Afterwards, we were treated to a lengthy Q&A session, where Hardin answered questions about his past, his music, his blindness, the creation of the various instruments as inspired by animal calls, the idea of playing tonal music as a contrary/rebellious act in an atonal world, his patronage by the likes of Philip Glass (Glass let the homeless Hardin sleep on his couch when Glass himself was a struggling composer eking out a living as a cab driver), his current life in a remote cabin in Germany, etc. At one point he was asked, "Why have you never performed with an orchestra?" The humble answer: "Because no one ever asked me before."

As a finale, the organizers had tracked down Hardin's long-lost daughter, who the composer hadn't seen in decades, and they shared a tearful, emotional reunion onstage. All in all, quite a magical afternoon.

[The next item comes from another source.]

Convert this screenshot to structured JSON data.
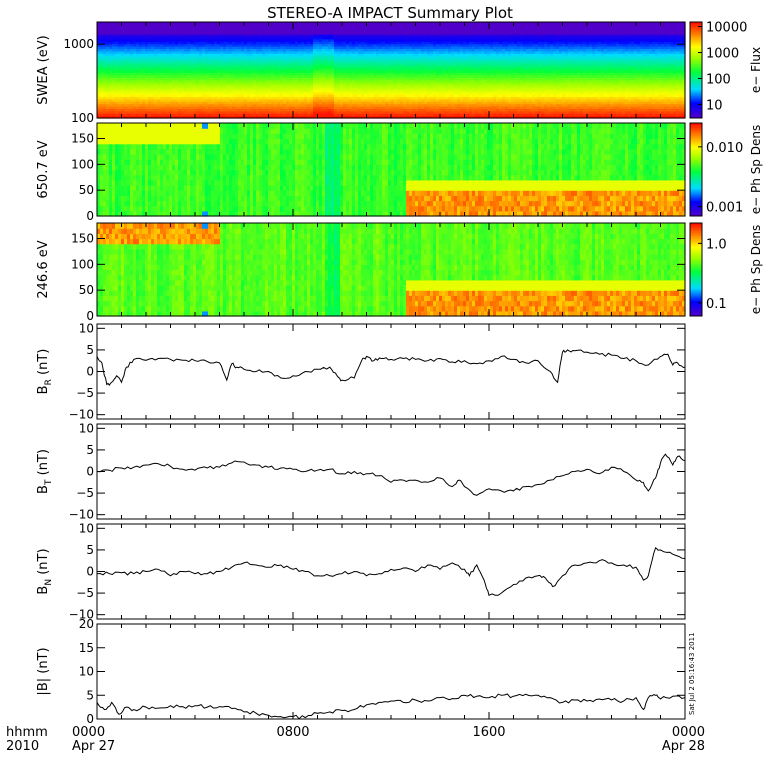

Rest in peace, Mr. Hardin...

mary jane

I was there for the performance at BAM. Yep, it was a great experience!

Webster Hubble Telescope

"who the composer hadn't seen in decades"

Yet I know what you mean.

Brian C.

I checked, the book's only $16.47, comes with CD--I gotta get me one.
I have vague memories of seeing Moondog on the streets in midtown (I moved to NY in 1987). The frustrating thing is I don't know if the memories are genuine or just figments of my imagination, embarassingly enough.

Hell's Donut House

Webster Hubble Telescope -- OK, I'm blushing now.


Stephen V Funk

looks like you got lucky getting yours when you did....! bummer...

Email from Amazon.com:

Unfortunately, the release date for the item(s) listed below has changed, and we need to provide you with a new delivery estimate based on the new release date:

Robert Scotto (Author), Philip Glass (Foreword) "Moondog, the Viking of 6th Avenue: The Authorized Biography" [Paperback]

Estimated arrival date: 12/06/2007 - 12/08/2007

We apologize for the inconvenience caused by this delay.